Are Law Reviews Withering on the Vine?
February 23, 2006 at 10:30 AM
The online version of the Wall Street Journal published an excellent story this week on the viability of law reviews, which is a "must-read" for law review editors and faculty. According to the article, "law professors are looking beyond law reviews, moving relevant and timely commentary to the Internet and blogosphere." As the article points out, the academic legal community is starting to take aim at law reviews. By now, most of us have read Richard Posner’s piece, "Against the Law Reviews," in which he states that "too many articles are too long, too dull, and too heavily annotated, and . . . many interdisciplinary articles are published that have no merit at all." And Professor Rosa Brooks at the University of Virginia asked in a recent LawCulture post, "Is there any good reason, post-tenure, not to eschew law reviews for books and other less stultifying genres, on the theory that people beyond my immediate family may then read what I write?" Some journals are responding by moving content online, developing blog-like online communities such as The Pocket Part, and insisting on shorter articles.
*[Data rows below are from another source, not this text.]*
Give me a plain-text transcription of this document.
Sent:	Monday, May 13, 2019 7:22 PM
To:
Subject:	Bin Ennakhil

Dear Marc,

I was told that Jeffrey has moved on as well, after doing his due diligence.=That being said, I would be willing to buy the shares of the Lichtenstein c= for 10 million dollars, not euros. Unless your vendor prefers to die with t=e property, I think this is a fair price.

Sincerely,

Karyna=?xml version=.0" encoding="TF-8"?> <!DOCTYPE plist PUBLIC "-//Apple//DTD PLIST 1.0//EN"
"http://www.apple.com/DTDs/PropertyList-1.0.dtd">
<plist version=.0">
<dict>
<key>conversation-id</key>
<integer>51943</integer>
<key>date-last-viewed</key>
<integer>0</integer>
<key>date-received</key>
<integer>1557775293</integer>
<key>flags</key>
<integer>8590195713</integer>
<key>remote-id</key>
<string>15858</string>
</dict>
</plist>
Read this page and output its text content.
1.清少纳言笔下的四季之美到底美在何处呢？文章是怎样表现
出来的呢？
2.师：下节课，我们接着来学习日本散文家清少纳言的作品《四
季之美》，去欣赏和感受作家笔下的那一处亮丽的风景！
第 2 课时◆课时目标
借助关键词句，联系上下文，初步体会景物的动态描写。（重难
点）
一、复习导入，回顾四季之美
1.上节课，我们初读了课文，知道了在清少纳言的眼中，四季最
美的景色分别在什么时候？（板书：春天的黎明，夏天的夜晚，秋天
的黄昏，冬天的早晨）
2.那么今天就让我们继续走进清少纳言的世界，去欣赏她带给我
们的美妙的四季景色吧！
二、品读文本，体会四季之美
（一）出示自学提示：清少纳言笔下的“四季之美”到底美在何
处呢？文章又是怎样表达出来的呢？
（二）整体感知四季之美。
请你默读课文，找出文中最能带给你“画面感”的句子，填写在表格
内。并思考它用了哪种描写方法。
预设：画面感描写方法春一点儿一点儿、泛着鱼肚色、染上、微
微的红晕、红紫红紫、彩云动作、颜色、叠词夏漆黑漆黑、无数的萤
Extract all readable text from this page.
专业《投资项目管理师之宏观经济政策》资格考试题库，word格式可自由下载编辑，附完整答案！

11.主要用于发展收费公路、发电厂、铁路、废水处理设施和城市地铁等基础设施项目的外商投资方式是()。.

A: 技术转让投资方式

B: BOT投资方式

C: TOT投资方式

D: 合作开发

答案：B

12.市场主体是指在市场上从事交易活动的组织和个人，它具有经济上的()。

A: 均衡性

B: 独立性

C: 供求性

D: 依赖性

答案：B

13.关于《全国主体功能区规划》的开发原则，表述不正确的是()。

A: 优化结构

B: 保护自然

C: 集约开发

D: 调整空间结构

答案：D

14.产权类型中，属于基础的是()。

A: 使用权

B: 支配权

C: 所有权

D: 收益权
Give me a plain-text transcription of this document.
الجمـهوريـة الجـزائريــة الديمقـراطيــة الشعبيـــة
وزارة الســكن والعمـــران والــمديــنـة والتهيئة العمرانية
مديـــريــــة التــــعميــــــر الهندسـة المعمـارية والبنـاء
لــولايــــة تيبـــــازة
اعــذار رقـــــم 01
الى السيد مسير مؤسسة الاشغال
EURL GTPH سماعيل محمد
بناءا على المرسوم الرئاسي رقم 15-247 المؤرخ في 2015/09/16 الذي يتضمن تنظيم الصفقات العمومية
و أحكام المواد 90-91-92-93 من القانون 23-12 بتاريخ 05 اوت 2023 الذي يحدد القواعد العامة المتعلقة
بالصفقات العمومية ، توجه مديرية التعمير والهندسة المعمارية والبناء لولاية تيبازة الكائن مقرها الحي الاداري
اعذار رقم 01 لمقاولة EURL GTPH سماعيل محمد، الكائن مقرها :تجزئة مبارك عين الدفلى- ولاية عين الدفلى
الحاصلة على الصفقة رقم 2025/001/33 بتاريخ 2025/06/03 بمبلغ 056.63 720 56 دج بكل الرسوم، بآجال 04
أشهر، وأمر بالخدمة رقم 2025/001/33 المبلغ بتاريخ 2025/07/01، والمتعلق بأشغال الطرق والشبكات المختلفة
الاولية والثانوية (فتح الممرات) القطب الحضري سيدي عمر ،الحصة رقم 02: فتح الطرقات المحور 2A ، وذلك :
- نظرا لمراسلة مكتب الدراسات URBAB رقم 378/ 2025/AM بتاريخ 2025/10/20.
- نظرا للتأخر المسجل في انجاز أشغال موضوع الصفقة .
I don’t think that the journals will vanish quickly -- after all, scholarly publications are part of law school tradition, and law schools tend to move fairly slowly when it comes to dispensing with traditional features of the law school experience. However, I do believe that scholarly journals are going to have to become more tech-savvy if they want to appeal to a wider audience. It seems like discussing some of the measures described in this article would be a great place to start.